By the 1940s Irene's children still at home were old enough to look after themselves so she was able to set out on another adventure. Her parents in Saskatchewan raised pinto horses and had a good stallion they were willing to give her to start her own line of pintos. However, at that time it was not a simple matter of hooking up the horse trailer and bringing the horse home. Irene could think of only one way she could afford to transport the stallion that distance. She packed up her saddle, boots and suitcase and took the bus to Saskatchewan.

She was able to get the horse trucked as far as the Alberta border. After that, Irene, the horse, and a little dog who rode behind the saddle with her, were on their own. It was a long ride and some nights were spent bedded down in old sheds along the way but Irene and her animals made it safely home.

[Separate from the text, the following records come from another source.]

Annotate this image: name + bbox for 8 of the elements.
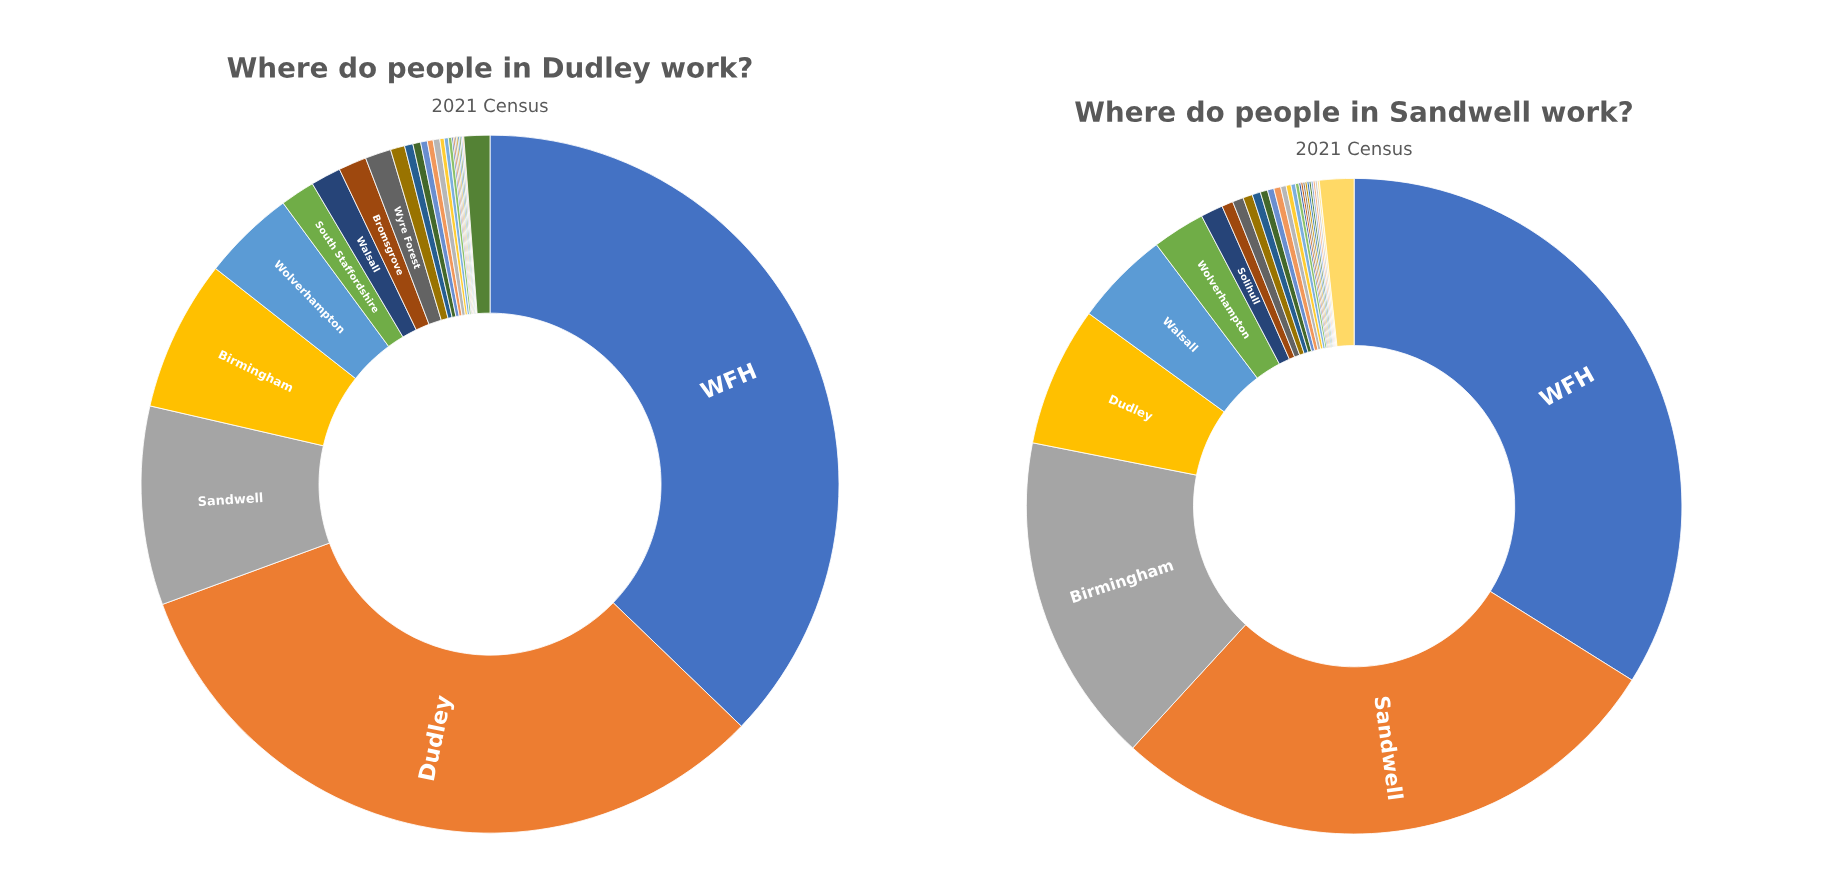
- slice-label: Dudley: [417, 693, 457, 782]
- slice-label: Sandwell: [1374, 696, 1404, 800]
- chart-subtitle: 2021 Census: [1296, 141, 1412, 156]
- slice-label: WFH: [699, 362, 757, 400]
- chart-subtitle: 2021 Census: [432, 98, 548, 113]
- slice-label: Sandwell: [198, 492, 263, 507]
- chart-title: Where do people in Sandwell work?: [1075, 100, 1632, 128]
- chart-title: Where do people in Dudley work?: [227, 56, 752, 84]
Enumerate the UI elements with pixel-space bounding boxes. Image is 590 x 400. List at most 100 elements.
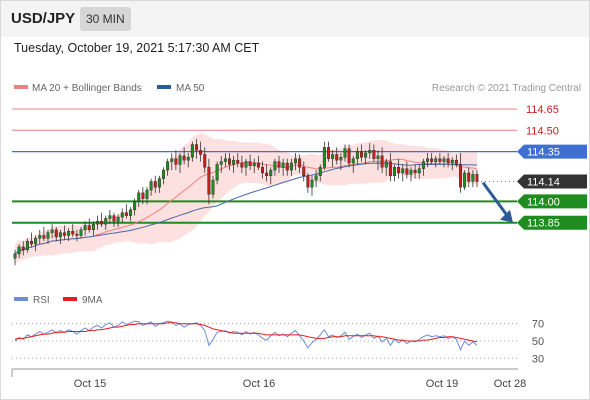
candle-body <box>463 172 467 188</box>
candle-body <box>269 169 273 176</box>
candle-body <box>63 232 66 236</box>
support-tag <box>517 194 587 209</box>
candle-body <box>240 162 244 168</box>
candle-body <box>368 149 372 154</box>
candle-body <box>248 161 252 167</box>
candle-body <box>100 221 104 225</box>
candle-body <box>417 168 421 174</box>
candle-body <box>244 161 248 168</box>
candle-body <box>454 159 458 165</box>
candle-body <box>129 209 132 216</box>
candle-body <box>339 157 343 161</box>
candle-body <box>162 169 165 179</box>
candle-body <box>430 158 434 162</box>
candle-body <box>314 175 318 181</box>
candle-body <box>13 253 17 259</box>
candle-body <box>310 179 314 188</box>
candle-body <box>46 232 50 239</box>
candle-body <box>335 154 339 161</box>
candle-body <box>54 229 58 238</box>
candle-body <box>413 169 417 174</box>
candle-body <box>405 168 409 175</box>
candle-body <box>434 158 438 162</box>
candle-body <box>388 161 392 176</box>
rsi-line <box>14 320 478 351</box>
resistance-label: 114.65 <box>526 104 559 116</box>
candle-body <box>236 159 240 164</box>
support-label: 114.00 <box>527 196 560 208</box>
candle-body <box>91 223 95 231</box>
candle-body <box>17 246 21 255</box>
candle-body <box>372 149 376 159</box>
candle-body <box>108 215 112 219</box>
candle-body <box>75 233 79 236</box>
candle-body <box>471 174 475 182</box>
rsi-panel: 70 50 30 <box>12 319 544 365</box>
forecast-arrow-head <box>500 209 513 223</box>
candle-body <box>380 155 384 168</box>
bollinger-band <box>15 133 477 264</box>
last-price-label: 114.14 <box>527 176 560 188</box>
rsi-ma-legend-swatch <box>63 297 77 301</box>
candle-body <box>360 151 363 158</box>
pivot-tag <box>517 144 587 159</box>
candle-body <box>174 158 178 165</box>
x-tick-label: Oct 19 <box>426 378 458 390</box>
candle-body <box>384 161 388 168</box>
candle-body <box>322 147 326 168</box>
candle-body <box>347 148 351 164</box>
candle-body <box>450 159 454 164</box>
candle-body <box>409 169 413 175</box>
candle-body <box>289 162 293 171</box>
rsi-ma-legend-label: 9MA <box>82 295 103 306</box>
candle-body <box>25 240 29 250</box>
candle-body <box>87 225 91 231</box>
candle-body <box>145 189 149 199</box>
candle-body <box>79 229 83 236</box>
candle-body <box>215 164 219 181</box>
price-panel: 114.65 114.50 114.35 114.14 114.00 113.85 <box>12 104 587 266</box>
rsi-level-label: 30 <box>532 353 544 365</box>
candle-body <box>294 158 297 164</box>
candle-body <box>343 148 347 158</box>
interval-button[interactable]: 30 MIN <box>80 7 131 31</box>
candle-body <box>306 175 310 188</box>
candle-body <box>182 155 186 161</box>
candle-body <box>467 172 471 182</box>
candle-body <box>351 158 355 164</box>
header-bar: USD/JPY 30 MIN <box>1 1 589 37</box>
x-tick-label: Oct 15 <box>74 378 106 390</box>
candle-body <box>153 181 157 188</box>
candle-body <box>401 168 405 174</box>
pivot-label: 114.35 <box>527 147 560 159</box>
candle-body <box>195 144 198 151</box>
candle-body <box>397 167 401 174</box>
candle-body <box>281 162 285 168</box>
rsi-ma-line <box>14 322 478 343</box>
candle-body <box>71 231 75 235</box>
credit-text: Research © 2021 Trading Central <box>432 83 581 94</box>
support-label: 113.85 <box>527 218 560 230</box>
forecast-arrow-shaft <box>481 181 510 218</box>
resistance-label: 114.50 <box>526 125 559 137</box>
candle-body <box>190 144 194 158</box>
rsi-level-label: 70 <box>532 319 544 331</box>
candle-body <box>149 181 153 191</box>
candle-body <box>30 240 33 245</box>
candle-body <box>273 161 277 171</box>
candle-body <box>96 221 99 225</box>
candle-body <box>207 167 211 195</box>
ma20-legend-label: MA 20 + Bollinger Bands <box>32 83 142 94</box>
timestamp: Tuesday, October 19, 2021 5:17:30 AM CET <box>14 41 260 55</box>
candle-body <box>186 157 190 161</box>
ma50-legend-swatch <box>157 85 171 89</box>
candle-body <box>364 152 368 158</box>
ma50-line <box>14 162 478 255</box>
candle-body <box>170 158 174 162</box>
candle-body <box>298 158 302 168</box>
candle-body <box>318 167 322 176</box>
candle-body <box>327 147 330 159</box>
support-tag <box>517 215 587 230</box>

In 1963, Irene's husband, Eric, died, leaving a great void in her life, but Irene still found new challenges. She taught all her grandchildren the secrets of hunting and shot her last deer when she was in her 70s. She learned the art of taxidermy and mounted the collection of animals now on display at the Sundre Museum. She planned extravagant parties for children, setting up adventures where they might walk around a bend in the trail and come face-to-face with a big stuffed bear.

Still enjoying "dress-up" Irene put on her old-fashioned long dress and bonnet to help add a pioneer flavour to various occasions at the museum. At Christmas she took great delight in dressing as Santa and going to visit her grandchildren or neighbourhood children. Irene Lyle died in 1976 at the age of 76.

In the words of Rudyard Kipling's poem, If, she truly did fill the unforgiving minute with 60 seconds worth of distance run. Her life was never easy. In the words of one good friend, "Irene looked after others; they didn't look after her." But, perhaps Irene's greatest talent was not just surviving all the hard times but actually enjoying them. She could always find that bit of extra energy to play a joke or have a party. Truly, Irene Lyle was a survivor with a smile.